Date of Award
Fall 2015
Document Type
Dissertation
Degree Name
Doctor of Philosophy (PhD)
Department
Philosophy
First Advisor
Wreen, Michael J.
Second Advisor
Prendergast, Thomas L.
Third Advisor
Adams, Noel
Abstract
The doctrine of the conceptual priority of the perfect (CPP) is the claim that the concept of the perfect is prior to that of the imperfect insofar as possessing the latter presupposes a grasp of the former, but not vice versa. The goals of this study are to provide an account and defense of the Cartesian argument for CPP, to determine the consequences of this priority for the relationship between our concepts of human and divine properties, and to explore its implications for bottom-up accounts of theological concept formation. I argue that the predicates “perfect” or “infinite” in Descartes’ version of CPP are equivalent to “true” or “genuine” and thus function in the same way they would in geometrical examples where the perfection at issue is definitive of the kind and where imperfection constitutes falling short of the kind.
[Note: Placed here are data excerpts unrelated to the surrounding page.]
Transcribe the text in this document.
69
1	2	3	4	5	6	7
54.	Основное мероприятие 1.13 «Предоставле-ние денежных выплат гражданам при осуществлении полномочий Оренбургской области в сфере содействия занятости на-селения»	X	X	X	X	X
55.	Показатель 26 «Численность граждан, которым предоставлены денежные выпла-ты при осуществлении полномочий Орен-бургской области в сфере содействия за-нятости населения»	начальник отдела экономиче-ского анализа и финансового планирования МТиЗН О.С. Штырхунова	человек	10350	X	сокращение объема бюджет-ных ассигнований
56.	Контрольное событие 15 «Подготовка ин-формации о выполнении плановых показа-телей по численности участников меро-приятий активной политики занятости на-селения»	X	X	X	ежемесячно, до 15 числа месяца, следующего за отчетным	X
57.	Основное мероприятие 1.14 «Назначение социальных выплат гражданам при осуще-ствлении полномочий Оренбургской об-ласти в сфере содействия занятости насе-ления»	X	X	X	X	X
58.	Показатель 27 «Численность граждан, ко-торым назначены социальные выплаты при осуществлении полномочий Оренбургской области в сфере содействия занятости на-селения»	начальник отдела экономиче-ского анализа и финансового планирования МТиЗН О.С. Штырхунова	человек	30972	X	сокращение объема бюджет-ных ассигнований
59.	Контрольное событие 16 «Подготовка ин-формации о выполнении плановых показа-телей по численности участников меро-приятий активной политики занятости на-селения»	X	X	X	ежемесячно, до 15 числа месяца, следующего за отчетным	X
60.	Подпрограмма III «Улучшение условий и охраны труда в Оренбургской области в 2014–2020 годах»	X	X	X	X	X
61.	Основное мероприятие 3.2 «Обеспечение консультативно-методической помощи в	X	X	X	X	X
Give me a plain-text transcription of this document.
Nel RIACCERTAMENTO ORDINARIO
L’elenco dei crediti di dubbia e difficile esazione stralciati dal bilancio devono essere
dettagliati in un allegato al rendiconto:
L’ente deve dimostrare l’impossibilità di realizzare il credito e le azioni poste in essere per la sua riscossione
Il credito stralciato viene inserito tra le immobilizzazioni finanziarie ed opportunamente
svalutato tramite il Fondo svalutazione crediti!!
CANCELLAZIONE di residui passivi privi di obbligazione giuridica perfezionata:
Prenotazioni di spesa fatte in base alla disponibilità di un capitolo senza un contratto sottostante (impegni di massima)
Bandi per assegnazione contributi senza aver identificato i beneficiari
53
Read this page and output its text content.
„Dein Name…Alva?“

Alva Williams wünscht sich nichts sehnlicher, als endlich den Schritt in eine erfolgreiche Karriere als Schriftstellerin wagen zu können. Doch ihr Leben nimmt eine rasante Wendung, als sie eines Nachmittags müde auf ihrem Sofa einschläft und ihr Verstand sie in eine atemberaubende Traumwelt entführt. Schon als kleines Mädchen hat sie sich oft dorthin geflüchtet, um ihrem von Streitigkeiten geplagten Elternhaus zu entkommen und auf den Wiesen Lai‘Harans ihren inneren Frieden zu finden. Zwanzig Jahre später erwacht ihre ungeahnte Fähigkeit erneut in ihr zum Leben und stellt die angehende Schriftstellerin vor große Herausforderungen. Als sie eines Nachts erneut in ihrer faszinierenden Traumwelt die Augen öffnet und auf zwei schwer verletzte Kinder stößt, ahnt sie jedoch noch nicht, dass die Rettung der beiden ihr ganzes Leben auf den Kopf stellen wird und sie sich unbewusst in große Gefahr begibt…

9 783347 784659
I can thus be said to have the idea of a “perfect” circle (of that which is “infinitely” circular, as it were) merely by virtue of having the idea of a circle, yet I cannot apprehend something as imperfect or finite insofar as it resembles but fails to be a circle unless I already possess a concept of the kind in question—a true or perfect circle. CPP thus implies a qualitative distinction between the perfect and imperfect that, when applied to God and creation, is consistent with a theory of analogy. Unlike traditional ‘bottom-up’ theories of analogy, however, CPP entails a ‘top-down’ order of derivation in which concepts of creaturely perfections are derived (via a sort of ‘partial negation’) from concepts of divine ones. The ‘top-down’ order of derivation yields epistemological advantages over the traditional approach, which had always struggled to explain how we can derive analogical concepts of God from creatures. Further, CPP enables its proponents to address the classic anthropomorphism critiques leveled at practitioners of Perfect Being Theology. Though I acknowledge that CPP is not without its own weaknesses, I present a largely sympathetic account of the argument and its relevance for contemporary philosophy of religion.